I’m working on a project this year to build a competitive programming FAQ. This is one in a series of articles describing the research, writing, and tool creation process. To read the whole series, see my CPFAQ category page.
As I mentioned at the end of last week’s post, it’s hard to write a good canonical question title. Fortunately, there’s a Quora tradition in which answer writers provide high-quality answers to questions that might be less than stellar. I can take advantage of such questions in CPFAQ by reading all the related questions (and associated comments and answers), writing a canonical title that clearly expresses what the question writers want to know, and including links to the original questions.
Here are some categories of bad question/good answer pairs I have observed on Quora.
What are they asking?
Summary: The question almost makes sense, but the wording is ambiguous enough that you can’t tell exactly what the author is asking.
Example: How can I decide if I get $O(n)$ solution for a problem?
The two most likely interpretations of this question are:
- How do I know if my solution runs in $O(n)$ time?
- How do I know if an $O(n)$ solution exists for the problem?
The second interpretation is more interesting, and it’s the interpretation that the popular writer Brian Bi uses in his answer. But another writer who answered this question seems to interpret it as How can I decide whether to use an $O(n)$ solution to a problem? That could be something to consider if you have an $O(n)$ solution, but choose to use a simpler and slower solution to save implementation time.
Are they really asking that?
Summary: It seems unlikely that the question writer intended the question to mean what it literally says.
Example: Is it possible to be a good programmer without competitive programming? How is it possible?
Quora users have merged several questions into this question. One of the merged questions expresses more clearly what the question author probably intended to ask: To become a good programer, is it necessary to participate in programing contests?. That question received a simple answer: “There were software engineers long before there were programming contests.”
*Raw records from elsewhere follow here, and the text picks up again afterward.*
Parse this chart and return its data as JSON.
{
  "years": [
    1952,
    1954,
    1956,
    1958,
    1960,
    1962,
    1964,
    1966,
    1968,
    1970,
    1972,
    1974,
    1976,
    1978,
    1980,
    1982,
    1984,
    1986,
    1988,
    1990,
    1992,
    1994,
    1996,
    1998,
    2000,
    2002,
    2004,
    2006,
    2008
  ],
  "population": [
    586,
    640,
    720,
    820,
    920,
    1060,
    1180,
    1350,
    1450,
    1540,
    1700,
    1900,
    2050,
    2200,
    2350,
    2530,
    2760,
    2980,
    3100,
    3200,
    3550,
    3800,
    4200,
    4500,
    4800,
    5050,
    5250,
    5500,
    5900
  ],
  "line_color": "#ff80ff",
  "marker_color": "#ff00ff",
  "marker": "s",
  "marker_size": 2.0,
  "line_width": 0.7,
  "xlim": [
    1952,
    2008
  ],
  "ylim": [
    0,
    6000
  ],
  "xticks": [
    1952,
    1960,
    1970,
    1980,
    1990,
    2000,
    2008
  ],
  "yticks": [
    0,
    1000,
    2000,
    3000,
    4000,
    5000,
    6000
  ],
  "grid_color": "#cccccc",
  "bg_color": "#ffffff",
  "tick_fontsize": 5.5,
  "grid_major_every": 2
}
It’s hard to tell if people write questions like this in a deliberately provocative way to attract attention to it, or if they’re just writing what they’re thinking. But whether or not the wording is intentional, it attracts numerous answers, mostly from people eager to prove how little they care about competitive programming. Even well-known competitive programmer Bohdan Pryshchenko writes in an answer that he doesn’t “see much connection between” competitive programming and professional programming. That seems overly critical.
Question title needs editing
Summary: The question is clearer than in the first category, but still needs editing.
Example: How many hours do top coders code?
Hours per day? Total hours to win a contest? Are we talking about people who compete on the Topcoder online judge, top competitive programmers, or all top programmers?
This question’s answer writers interpreted it as referring to all top programmers. The question has TopCoder
and Competitive Programming
tags, but the Quora Topic Bot added them, so perhaps they don’t reflect the question writer’s intention.
The top-voted answer suggests a tool called WakaTime that measures time spent in an IDE. At the top of the leaderboard are developers who spend an average of almost 12 hours a day coding. That doesn’t sound healthy.
Question is a Quora meme
Summary: The question is not an exact duplicate of an existing question, but it’s similar to questions that people often ask on Quora.
Competitive programming topics and other programming topics on Quora seem to attract these “Am I too old” questions. Someone even collected 30+ examples and listed them in a Quora blog post.
Why do people post these questions? I like this answer from John Delaney:
I believe the question is overloaded.
Some, perhaps most, folks are not really questioning their ability to learn, they are questioning if the benefit (a good job with a good pay rate) is worth the cost in terms of money, time, effort, and forgone opportunities.
Some are worried about being able to get hired at an older age as a developer.
Some are concerned about having enough time left in whatever career or life stage they think they are in to master the profession.
Question contains a mistaken assumption
Summary: The question contains an incorrect assumption which is correct by the answer writers.
Example: Why doesn’t scanf() and printf() work in competitive coding?
This is the simplest type of bad question/good answer pair. The question writer made an incorrect assumption about scanf
and printf
, and it led them to ask this question. Answer writers correct the assumption, thereby answering the question. The answer, in this case: there’s nothing wrong with using scanf
and printf
when writing competitive programming solutions in C/C++. The question writer simply made a C/C++ syntax error.